Growing near the house we have a viburnum. The bush doesn’t look like much, although it does have these cute little flowers, but ohhh the smell. Heavenly! You can smell its glorious perfume from the door of the house. I wish there was a way to record smell so that I could share it with you. Maybe that will be the next wave of the future.


Also near the house we have the woodland bleeding heart. Named for its heart shaped little flowers.


And of course the requisite spring tulips.


And continuing on the walk we see these the tiny, white violets nearly everywhere. They grow up in the lawn and so fall prey to the mower, but still they always seem to be there.

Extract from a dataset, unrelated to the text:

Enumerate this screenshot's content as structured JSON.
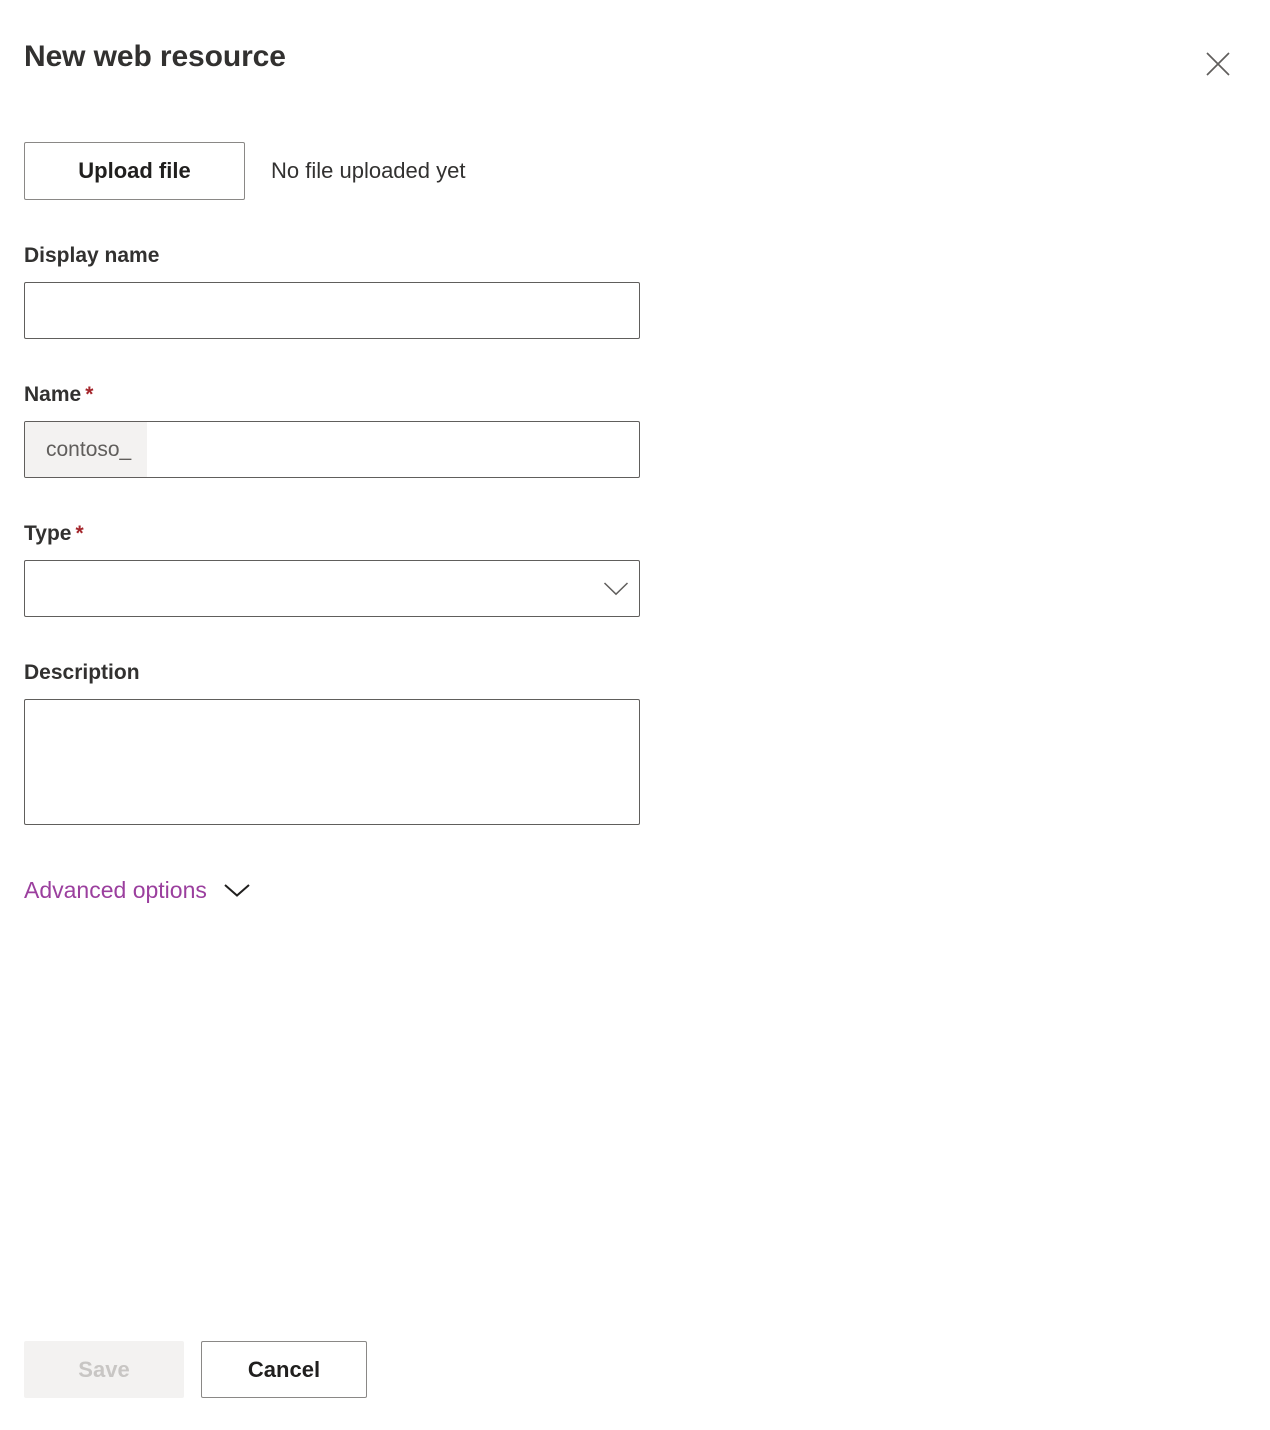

The flowering almond is resplendent with many blooms right now. This little tree always makes me think of my beloved sheltie Duncan. Every evening, during his last days, we would take a walk to enjoy our time together and I have pictures of him in front of this tree. The tree is beautiful by its own merits but the memory of Duncan makes it even sweeter. He grew from being my greatest challenge to my greatest gift.

Duncan Almond

And so I will leave you with the memory of Duncan who has been gone from me two years next week. You can see his therapy dog tag in the photo. He was the light of my life but he also brought joy wherever he went and made the world a better place. Rest well my sweet boy.

Pack Walk


The day was so beautiful yesterday that we had to go for a walk. The temperature was perfect and the sun was shining. We went to a dedicated walking and biking path near our house. Phoebe, Baxter, and Shelby are so good that they get to walk off lead. Unless a bicycle or other people with dogs come along, then we leash them back up, lest the others become afraid. This is Shelby ‘ s first year of being reliable off lead and she is quite proud, as am I.


Nikki does walk on lead. She is so skittish that she needs the security of the leash. Even though she is small, she is fast and I wouldn’t want to try to catch her. I  just slip the leash through one of my belt loops and that is enough to keep her with us. Alas, poor Roxanne stays home. She is now only able to walk across the house and that takes a while.


So this was our view as we walked. It’s a spillway and reservoir that was constructed during WW II. Often I think of all the houses that must be under the water. The land was previously farms until the land was used for this purpose. But soon I am back to watching the dogs and appreciating how much fun we all have on the  pack walk.